Under California law, Mr. Musk also likely would face a sizable state tax burden because exercised options are treated as compensation partly earned in the state while he lived there.
Though outlets like ProPublica engage in a fair bit of finger-wagging on the matter, many of the ways ultra-rich people avoid paying extremely high tax bills are perfectly legal. And many uber-wealthy people, armed with financial advisers, do all kinds of things that “working rich” and upper-middle-class people don’t: They use low-interest loans backed by their portfolios to borrow money to live on; they decide when to sell stocks based off how much they’ll be dinged by capital gains taxes; they find all kinds of assets where they can park their wealth or transfer it from generation to generation without having to give a huge cut to the federal government.
While Warren was hectoring Musk for failing to “actually pay taxes,” 61 percent of Americans (roughly 100 million households) actually, for real, didn’t pay federal income taxes last year. Now, last year was a bit anomalous due to high unemployment and the stimulus checks, but the number typically hovers somewhere between 40 and 47 percent, comprised by people who make low incomes, take advantage of child-related tax credits, or are elderly. And roughly 20 percent of Americans end up paying neither federal income tax nor payroll taxes.
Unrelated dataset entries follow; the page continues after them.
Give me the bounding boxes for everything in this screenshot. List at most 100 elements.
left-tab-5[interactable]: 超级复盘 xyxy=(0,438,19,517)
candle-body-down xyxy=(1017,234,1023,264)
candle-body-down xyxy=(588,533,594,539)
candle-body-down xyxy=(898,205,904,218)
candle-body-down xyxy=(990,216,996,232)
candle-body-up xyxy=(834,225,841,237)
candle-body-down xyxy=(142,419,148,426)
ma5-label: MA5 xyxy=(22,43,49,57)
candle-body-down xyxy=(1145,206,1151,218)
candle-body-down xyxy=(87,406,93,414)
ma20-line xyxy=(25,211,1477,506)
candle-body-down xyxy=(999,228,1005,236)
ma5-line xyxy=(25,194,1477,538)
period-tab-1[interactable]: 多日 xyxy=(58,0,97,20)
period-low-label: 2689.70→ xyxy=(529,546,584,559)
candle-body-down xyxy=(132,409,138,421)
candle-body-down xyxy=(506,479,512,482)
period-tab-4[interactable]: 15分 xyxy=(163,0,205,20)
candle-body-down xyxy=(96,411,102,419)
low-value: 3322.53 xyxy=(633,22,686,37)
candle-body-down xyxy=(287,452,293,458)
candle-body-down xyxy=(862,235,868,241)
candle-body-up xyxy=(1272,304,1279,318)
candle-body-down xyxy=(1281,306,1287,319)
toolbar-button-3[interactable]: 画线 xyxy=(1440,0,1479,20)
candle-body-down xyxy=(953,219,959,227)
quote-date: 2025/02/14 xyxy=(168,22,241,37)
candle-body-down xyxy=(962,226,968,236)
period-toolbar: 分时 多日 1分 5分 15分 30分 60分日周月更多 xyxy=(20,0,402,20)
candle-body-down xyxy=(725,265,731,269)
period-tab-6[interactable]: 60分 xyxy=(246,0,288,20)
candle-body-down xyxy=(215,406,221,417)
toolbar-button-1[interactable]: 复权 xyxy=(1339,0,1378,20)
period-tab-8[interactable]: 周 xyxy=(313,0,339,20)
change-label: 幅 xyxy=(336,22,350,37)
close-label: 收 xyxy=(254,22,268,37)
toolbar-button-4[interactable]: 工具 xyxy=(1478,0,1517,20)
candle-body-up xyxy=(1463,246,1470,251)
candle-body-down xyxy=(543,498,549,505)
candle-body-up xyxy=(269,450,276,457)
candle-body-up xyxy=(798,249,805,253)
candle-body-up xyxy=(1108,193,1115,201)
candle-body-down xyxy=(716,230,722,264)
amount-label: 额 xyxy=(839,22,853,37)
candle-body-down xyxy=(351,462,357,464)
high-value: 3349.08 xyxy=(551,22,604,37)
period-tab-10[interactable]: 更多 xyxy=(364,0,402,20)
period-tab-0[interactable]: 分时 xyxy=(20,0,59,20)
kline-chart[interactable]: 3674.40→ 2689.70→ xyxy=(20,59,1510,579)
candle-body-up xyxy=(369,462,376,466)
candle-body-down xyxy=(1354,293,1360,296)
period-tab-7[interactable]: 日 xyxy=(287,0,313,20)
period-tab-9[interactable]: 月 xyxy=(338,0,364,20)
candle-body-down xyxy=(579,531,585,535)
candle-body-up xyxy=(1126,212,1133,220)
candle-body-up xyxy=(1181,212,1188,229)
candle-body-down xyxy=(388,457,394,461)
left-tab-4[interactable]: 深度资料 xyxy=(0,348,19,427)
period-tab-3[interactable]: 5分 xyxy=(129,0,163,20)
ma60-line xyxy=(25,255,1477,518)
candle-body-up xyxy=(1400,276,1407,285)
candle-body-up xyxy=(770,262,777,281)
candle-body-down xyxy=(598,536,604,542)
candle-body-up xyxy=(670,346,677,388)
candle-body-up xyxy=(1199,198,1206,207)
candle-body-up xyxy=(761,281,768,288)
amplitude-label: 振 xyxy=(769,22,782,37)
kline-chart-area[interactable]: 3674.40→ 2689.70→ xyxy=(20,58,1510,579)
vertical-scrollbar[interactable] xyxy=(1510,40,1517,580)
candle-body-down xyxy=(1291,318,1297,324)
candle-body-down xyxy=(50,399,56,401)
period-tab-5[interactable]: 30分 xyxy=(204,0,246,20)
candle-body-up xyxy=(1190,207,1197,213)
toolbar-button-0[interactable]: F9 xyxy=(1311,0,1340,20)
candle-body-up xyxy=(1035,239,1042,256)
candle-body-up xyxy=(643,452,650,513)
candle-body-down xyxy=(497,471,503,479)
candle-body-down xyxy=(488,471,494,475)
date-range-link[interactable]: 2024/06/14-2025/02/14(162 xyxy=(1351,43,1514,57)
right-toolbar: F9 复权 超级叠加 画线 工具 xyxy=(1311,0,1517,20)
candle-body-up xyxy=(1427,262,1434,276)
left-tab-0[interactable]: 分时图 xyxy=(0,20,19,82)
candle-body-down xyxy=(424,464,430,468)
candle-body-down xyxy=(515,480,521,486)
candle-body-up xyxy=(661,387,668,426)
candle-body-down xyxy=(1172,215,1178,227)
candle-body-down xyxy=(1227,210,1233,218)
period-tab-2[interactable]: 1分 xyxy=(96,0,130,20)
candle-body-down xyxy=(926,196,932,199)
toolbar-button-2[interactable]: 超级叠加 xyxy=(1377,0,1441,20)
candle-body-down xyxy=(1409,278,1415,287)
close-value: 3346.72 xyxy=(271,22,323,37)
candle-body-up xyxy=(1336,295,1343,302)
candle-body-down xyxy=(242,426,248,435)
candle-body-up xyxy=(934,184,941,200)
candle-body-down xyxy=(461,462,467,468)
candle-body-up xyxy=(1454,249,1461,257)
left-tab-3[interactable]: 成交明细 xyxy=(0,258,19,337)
The Tax Foundation noted that in 2018, the top 25 percent of taxpayers paid 87 percent of total federal income taxes. The top 1 percent pony up roughly 40 percent of total federal income taxes. Warren’s spending priorities are largely bankrolled by the richest people in America—to the extent that they’re bankrolled at all, as opposed to being added to the exorbitant national debt. Part of her critique is fair: Musk’s use of government subsidies does constitute freeloading off the American taxpayers. But the rest is somewhere between misleading and dishonest.
“The government is inherently not a good steward of capital,” Musk told Time for its Person of the Year profile. Regrettably, Musk will likely be forking over a handsome sum this year to the very people he has correctly identified as people unlikely to spend it well.